As the ’90s wore on, Russia’s quick descent into gangster capitalism and colonialist brutality in Chechnya further muddied and finally dissolved the image that I had cherished for much of my life. In the late 1990s I began to travel in Asia, Europe, and America. But I resisted visiting Russia. There remained enough of the apparatchik-lover inside me to mourn the breakup of the Soviet Union and to conceive a strong dislike for Boris Yeltsin—never did he appear a greater boor and bully to me than during what Western journalists called his finest moment, the failed coup attempt in 1991, when he sat with a megaphone atop a tank in front of the Russian Parliament. Reading Tatyana Tolstoya’s denunciation of him in the New York Review of Books gave me profound satisfaction. It was with something close to glee that I read Stephen F. Cohen’s book about the deluded Western attempt to export free-market democracy to Russia, and I am still not above a certain perverse pleasure when the Economist wonders, confusion breaking through its silkily arrogant tone, what the West ought to do with the increasingly unpredictable Putin.

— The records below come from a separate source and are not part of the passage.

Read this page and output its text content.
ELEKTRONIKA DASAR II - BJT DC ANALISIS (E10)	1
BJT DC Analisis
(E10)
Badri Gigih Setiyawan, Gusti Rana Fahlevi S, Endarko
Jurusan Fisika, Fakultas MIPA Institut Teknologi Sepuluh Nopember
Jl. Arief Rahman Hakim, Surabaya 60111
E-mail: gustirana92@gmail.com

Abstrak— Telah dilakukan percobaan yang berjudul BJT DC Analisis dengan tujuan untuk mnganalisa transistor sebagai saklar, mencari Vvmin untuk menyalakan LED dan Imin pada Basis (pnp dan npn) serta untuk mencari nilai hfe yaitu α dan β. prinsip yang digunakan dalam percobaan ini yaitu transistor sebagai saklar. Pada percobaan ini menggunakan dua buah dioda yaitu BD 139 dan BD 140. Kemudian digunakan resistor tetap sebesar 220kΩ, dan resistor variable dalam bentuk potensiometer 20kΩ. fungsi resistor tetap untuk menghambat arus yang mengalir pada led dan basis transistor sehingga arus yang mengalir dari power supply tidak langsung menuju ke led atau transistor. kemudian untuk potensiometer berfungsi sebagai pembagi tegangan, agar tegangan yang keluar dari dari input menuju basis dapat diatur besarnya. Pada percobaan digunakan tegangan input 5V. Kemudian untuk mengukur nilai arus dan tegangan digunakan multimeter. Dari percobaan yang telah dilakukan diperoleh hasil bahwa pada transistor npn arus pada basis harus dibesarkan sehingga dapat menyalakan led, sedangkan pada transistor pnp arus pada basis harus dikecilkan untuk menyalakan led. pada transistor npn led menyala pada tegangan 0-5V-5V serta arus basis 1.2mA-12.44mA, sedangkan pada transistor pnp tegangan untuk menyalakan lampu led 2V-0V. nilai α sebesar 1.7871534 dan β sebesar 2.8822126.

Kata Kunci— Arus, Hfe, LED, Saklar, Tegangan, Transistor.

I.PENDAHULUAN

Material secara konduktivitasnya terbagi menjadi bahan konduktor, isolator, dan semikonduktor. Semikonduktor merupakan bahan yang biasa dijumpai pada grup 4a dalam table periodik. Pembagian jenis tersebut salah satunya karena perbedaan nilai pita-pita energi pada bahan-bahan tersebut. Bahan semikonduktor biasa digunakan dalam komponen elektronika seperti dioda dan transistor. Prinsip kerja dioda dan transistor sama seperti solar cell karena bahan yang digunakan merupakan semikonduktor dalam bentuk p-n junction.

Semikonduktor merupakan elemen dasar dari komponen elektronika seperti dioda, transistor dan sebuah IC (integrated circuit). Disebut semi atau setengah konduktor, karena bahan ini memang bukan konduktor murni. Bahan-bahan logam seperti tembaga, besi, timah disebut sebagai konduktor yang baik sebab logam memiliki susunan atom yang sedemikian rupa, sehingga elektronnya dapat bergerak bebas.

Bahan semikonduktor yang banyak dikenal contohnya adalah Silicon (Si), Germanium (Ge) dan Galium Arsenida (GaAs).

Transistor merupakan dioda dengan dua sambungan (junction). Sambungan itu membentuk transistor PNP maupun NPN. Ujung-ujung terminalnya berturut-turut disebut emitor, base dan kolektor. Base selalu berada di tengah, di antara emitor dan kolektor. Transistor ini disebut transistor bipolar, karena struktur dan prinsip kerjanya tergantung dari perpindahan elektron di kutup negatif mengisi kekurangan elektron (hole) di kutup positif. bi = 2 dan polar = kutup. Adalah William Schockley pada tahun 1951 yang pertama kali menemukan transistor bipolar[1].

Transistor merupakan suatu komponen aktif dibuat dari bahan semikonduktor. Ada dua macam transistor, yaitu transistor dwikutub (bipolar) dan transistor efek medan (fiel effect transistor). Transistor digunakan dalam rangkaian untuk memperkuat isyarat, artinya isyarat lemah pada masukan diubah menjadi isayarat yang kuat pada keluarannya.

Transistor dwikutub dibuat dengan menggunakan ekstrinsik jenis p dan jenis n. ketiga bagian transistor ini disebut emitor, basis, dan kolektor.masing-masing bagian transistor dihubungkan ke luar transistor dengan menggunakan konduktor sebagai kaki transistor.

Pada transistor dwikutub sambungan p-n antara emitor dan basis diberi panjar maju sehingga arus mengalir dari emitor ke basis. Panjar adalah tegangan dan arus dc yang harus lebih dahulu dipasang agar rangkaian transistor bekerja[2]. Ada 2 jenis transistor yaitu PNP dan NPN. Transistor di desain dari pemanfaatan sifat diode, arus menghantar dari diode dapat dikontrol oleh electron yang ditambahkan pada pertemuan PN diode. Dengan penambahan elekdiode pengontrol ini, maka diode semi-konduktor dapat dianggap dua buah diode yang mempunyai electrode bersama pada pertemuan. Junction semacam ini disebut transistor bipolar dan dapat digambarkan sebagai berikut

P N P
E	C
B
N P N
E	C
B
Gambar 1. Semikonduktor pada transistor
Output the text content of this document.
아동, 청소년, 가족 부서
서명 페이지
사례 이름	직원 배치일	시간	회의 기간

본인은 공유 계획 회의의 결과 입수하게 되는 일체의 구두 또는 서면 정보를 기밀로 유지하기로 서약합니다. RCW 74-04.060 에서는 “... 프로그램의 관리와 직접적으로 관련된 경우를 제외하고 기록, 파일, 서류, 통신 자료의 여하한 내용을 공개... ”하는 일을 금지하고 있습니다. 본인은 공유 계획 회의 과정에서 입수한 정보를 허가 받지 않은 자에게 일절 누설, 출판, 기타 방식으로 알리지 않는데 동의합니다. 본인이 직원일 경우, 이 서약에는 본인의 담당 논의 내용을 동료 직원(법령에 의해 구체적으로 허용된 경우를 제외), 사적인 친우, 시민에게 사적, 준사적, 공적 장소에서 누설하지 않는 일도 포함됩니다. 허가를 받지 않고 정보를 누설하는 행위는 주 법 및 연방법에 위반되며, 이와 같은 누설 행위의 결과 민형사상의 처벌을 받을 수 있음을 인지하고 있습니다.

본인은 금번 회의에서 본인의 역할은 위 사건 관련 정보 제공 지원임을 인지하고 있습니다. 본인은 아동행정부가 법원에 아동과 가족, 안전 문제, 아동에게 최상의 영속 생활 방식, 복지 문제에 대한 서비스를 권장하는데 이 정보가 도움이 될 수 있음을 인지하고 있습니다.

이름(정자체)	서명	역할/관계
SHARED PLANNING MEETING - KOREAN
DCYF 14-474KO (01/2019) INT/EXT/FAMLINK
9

Occasionally I meet someone with similar memories of underdevelopment. In Lahore, Pakistan, some years ago, I walked into a living room—and into my childhood: the bookshelves showed the same Soviet spines my eyes had rested on for years. In London an old Egyptian cab driver recalled using Soviet Life as wallpaper in his home in Cairo, and reminisced about the days of Nasser and Arab socialism.
More recently, I met the Cuban writer José Manuel Prieto and his Russian wife at a convivial dinner party in Fort Greene, Brooklyn. It turned out that Prieto had done what I had only fantasized about: he traveled from Cuba to the Soviet Union as a student, and there, in a small town in Siberia, he fell in love with a beautiful Russian woman and married her, and helped boost, briefly, the Soviet Union’s production levels in literature if not oil and gas. He knew of Raduga and Progress Publishers, for he had worked as a translator of Soviet literature. Not only that, but at the same time that I sought escape from the North Indian plains by reading Turgenev, he and his wife relieved their Siberian solitude through Bollywood films—among the few foreign films allowed into the Soviet Union.
A different kind of internationalism, called globalization, had now brought us to the country that had been the nemesis of socialism, indeed of much of what we once knew and believed in. The English language that the Soviets helped teach me had made possible my life and writing career in a world very different from their own. Our futures were now bound to America, although I couldn’t bear to look too closely or long at pictures of George W. Bush. Were Prieto and I content? Had we finally arrived at happiness? It is always hard to tell, and history may spring yet more of its ironies on us. But when we got drunk, and raised a toast to socialism and nonalignment, I couldn’t suppress a pang of affection for our vanished past, for the austere worlds in which we had to find our small joys, and in which the solidarities that now seem merely rhetorical had given us consolation and hope.